Portacomaro

Il verde brillante delle coltivazioni di nocciole e vigneti, abbracciano il paese di Portacomaro, e la frazione Migliandolo, poi il rosso dei mattoni, il giallo crema degli intonaci, colori armonici che rendono i piccoli centri speciali nella loro discreta bellezza. Una via centrale, taglia in due l’abitato, dove si dispongono le case, i palazzi, le pievi romaniche, le attività e da li, si diramano vie e vicoli. Paesi che sembrano immobili per poi esplodere nella gioia dei tanti bambini che movimentano le strade che conducono all’asilo e alla scuola o nei capannelli in piazza all’ora dell’aperitivo.

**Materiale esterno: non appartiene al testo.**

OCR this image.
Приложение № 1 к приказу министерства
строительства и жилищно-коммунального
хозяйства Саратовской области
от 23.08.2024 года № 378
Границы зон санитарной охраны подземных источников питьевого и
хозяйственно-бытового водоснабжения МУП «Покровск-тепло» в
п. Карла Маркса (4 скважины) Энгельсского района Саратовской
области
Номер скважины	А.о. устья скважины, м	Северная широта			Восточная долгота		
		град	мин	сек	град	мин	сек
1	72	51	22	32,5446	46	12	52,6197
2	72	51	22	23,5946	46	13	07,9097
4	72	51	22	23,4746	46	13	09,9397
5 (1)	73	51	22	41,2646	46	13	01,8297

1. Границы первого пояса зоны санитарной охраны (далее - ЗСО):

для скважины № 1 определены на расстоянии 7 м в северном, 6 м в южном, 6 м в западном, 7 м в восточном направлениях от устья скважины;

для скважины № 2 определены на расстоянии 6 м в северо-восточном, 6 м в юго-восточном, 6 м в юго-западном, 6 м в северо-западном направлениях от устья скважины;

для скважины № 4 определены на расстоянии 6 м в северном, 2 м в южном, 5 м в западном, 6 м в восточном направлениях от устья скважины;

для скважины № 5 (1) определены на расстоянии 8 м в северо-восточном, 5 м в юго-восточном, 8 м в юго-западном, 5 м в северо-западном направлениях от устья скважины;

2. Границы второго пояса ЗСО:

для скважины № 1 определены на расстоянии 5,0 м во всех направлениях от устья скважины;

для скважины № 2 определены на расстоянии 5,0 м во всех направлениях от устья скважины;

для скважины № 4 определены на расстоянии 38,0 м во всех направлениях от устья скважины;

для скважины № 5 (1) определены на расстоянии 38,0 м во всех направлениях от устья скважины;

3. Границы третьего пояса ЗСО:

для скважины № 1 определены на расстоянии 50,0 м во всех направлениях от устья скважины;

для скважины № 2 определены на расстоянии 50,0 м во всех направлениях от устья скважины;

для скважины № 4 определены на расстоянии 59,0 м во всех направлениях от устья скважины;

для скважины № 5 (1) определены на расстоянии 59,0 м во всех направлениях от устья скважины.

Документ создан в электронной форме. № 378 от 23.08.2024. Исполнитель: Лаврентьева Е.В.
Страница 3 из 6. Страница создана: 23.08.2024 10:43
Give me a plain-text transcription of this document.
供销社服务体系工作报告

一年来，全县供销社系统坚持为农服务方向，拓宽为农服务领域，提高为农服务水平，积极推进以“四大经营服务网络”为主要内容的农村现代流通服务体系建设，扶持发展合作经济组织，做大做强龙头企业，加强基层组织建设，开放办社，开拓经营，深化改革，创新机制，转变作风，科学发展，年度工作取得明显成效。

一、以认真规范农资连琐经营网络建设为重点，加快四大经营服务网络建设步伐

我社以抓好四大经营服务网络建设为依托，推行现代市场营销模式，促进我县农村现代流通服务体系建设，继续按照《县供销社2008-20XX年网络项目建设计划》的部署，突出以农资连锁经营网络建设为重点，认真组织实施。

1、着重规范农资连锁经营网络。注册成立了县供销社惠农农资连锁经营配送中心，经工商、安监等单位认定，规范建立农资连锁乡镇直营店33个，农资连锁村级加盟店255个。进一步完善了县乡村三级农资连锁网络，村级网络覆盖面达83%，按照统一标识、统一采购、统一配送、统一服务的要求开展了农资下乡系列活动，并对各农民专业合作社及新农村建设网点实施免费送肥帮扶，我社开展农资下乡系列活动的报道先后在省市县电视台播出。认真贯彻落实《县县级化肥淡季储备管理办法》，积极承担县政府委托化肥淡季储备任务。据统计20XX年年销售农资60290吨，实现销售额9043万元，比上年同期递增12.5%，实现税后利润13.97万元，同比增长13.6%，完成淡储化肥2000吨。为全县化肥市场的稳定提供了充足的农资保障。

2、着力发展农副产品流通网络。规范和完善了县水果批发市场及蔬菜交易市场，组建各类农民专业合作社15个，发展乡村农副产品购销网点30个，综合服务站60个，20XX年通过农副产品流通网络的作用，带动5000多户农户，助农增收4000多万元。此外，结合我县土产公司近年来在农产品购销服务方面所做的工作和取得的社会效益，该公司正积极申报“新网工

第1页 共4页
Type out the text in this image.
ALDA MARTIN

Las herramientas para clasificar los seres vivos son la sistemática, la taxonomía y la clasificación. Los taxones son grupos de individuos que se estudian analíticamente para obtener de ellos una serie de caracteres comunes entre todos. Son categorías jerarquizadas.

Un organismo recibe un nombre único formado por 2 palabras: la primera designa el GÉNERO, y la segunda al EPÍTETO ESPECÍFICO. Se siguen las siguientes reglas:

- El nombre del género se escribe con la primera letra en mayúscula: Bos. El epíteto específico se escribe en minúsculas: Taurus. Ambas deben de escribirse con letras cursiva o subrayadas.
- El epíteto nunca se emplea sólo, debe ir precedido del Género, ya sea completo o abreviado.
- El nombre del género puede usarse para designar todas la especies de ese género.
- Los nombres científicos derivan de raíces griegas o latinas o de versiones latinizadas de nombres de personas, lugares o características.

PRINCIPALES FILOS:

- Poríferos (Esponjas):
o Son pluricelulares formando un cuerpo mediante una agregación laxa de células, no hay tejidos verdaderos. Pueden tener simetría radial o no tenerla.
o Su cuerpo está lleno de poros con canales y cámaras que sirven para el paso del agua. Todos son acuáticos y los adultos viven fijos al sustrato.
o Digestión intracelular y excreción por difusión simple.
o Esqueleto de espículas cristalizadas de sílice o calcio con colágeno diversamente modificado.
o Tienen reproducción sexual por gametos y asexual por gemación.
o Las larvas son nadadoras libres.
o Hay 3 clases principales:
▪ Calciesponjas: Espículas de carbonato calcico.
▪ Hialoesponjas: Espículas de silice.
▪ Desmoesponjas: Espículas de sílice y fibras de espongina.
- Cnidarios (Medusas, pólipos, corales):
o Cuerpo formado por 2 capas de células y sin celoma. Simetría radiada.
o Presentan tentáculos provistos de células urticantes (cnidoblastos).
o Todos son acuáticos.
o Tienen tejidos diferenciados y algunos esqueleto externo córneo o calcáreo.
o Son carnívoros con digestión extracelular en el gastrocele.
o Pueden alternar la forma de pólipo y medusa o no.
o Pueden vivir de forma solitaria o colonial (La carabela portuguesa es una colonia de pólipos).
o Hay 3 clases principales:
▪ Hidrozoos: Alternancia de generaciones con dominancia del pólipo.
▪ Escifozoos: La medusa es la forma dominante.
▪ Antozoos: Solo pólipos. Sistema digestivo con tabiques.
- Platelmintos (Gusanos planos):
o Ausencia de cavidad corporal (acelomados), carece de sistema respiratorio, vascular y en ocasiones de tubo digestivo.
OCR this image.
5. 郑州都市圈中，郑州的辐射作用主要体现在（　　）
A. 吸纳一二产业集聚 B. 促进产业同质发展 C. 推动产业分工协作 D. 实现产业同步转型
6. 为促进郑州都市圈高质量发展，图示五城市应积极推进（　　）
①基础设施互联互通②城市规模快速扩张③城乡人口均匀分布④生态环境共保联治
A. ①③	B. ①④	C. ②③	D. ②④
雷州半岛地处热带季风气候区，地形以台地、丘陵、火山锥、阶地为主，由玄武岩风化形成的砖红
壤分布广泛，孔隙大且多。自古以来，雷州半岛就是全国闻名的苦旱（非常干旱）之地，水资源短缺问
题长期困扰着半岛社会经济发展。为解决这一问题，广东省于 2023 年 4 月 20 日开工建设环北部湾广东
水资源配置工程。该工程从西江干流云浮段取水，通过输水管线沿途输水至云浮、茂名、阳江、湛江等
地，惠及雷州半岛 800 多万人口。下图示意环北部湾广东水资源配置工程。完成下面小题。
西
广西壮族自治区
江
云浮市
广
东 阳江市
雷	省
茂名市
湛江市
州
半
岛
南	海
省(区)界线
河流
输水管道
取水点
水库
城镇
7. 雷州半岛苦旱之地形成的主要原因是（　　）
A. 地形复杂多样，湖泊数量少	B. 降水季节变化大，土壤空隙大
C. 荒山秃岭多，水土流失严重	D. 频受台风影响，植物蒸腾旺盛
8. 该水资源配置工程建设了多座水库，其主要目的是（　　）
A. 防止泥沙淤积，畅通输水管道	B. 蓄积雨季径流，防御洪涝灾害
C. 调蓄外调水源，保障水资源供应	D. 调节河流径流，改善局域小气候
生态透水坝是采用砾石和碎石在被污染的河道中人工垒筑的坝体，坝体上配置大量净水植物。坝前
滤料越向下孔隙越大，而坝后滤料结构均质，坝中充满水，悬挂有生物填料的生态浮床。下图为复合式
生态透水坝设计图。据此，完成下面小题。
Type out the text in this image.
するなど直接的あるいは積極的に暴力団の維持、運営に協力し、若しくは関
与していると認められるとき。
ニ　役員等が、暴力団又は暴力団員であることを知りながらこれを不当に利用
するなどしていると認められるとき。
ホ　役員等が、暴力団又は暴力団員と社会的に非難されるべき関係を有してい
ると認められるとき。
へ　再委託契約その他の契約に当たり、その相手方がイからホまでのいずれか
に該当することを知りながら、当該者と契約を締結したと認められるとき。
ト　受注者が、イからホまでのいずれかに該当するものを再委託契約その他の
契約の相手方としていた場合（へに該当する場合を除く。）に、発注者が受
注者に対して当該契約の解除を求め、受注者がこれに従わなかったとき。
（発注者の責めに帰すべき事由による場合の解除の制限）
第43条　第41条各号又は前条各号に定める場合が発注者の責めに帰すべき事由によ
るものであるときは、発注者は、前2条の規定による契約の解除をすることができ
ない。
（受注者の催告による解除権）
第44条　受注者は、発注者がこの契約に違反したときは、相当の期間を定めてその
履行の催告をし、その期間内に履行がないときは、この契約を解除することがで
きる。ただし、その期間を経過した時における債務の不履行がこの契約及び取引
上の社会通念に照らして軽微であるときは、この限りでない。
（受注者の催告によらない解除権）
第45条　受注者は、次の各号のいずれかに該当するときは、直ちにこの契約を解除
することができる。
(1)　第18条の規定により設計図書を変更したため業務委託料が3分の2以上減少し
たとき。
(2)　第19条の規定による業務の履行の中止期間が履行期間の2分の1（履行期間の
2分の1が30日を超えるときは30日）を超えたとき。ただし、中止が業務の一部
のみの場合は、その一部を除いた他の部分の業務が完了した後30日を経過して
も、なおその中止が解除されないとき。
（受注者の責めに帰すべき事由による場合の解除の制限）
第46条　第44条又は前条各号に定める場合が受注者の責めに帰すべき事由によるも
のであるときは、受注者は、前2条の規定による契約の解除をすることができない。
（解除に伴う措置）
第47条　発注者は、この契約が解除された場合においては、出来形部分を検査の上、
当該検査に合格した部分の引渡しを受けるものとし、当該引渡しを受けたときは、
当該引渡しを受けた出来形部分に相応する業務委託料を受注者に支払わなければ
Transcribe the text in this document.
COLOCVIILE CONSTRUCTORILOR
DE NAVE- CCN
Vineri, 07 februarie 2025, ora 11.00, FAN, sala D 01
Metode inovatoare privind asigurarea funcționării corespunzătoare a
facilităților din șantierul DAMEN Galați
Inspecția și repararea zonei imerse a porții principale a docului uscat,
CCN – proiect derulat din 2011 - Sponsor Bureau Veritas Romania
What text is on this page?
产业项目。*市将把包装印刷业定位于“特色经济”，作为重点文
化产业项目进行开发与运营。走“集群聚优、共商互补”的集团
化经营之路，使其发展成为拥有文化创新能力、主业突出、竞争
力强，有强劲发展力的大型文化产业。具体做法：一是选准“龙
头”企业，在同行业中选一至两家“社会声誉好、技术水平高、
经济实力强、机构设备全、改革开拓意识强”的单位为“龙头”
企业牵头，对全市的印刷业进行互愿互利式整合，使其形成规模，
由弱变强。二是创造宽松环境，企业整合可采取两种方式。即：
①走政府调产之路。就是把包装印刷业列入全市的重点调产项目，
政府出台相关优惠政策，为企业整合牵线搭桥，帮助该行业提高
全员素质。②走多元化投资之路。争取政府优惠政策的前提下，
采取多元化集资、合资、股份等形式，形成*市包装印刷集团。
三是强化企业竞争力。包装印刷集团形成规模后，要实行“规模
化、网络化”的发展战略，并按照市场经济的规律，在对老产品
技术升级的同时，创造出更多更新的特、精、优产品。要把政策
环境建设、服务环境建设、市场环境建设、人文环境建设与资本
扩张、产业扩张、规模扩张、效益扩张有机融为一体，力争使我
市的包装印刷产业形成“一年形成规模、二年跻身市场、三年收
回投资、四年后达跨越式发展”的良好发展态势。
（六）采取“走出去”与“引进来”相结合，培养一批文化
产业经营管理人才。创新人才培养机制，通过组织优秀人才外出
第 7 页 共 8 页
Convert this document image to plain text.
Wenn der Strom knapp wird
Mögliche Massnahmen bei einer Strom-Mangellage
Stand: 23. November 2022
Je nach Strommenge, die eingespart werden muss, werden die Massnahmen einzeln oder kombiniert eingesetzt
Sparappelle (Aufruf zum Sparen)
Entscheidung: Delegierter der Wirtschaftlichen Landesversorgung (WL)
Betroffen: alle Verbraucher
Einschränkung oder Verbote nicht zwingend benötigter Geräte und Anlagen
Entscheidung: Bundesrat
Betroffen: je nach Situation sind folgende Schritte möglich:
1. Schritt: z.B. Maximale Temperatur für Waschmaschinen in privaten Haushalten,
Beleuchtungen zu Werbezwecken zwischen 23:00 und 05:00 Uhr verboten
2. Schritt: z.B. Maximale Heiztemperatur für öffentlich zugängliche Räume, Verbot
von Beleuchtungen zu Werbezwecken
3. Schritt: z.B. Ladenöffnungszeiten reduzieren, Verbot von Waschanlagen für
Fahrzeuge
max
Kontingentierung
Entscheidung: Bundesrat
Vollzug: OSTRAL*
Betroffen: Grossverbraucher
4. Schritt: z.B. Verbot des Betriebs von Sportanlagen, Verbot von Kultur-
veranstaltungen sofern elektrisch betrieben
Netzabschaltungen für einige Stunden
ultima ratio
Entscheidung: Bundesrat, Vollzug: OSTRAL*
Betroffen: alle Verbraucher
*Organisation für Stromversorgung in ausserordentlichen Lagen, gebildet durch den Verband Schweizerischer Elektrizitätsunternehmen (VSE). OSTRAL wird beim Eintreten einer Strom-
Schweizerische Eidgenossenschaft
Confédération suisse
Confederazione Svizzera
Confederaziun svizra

Piccoli ma vivaci, i paesini sotto una patina di discrezione, nascondono eccellenze di cultura, enogastronomia, musica, notevoli le attività che sviluppano e propongono alla cittadinanza e ai turisti l’accoglienza e le bontà che originano dalle coltivazioni come le nocciole e il grignolino o l’allevamento della fassona piemontese. Con il terzo numero de “Il mio Paese” abbiamo provato a raccontarvi con foto e parole Portacomaro e la Frazione Migliandolo, poco rispetto a tutto quello che si potrebbe raccogliere sul passato e il presente di due località della provincia astigiana, che con orgoglio portano avanti le tradizioni, attraverso gli abitanti e i tanti impegni che vengono profusi per rendere Portacomaro e Migliandolo un luogo dove essere orgogliosi di abitare.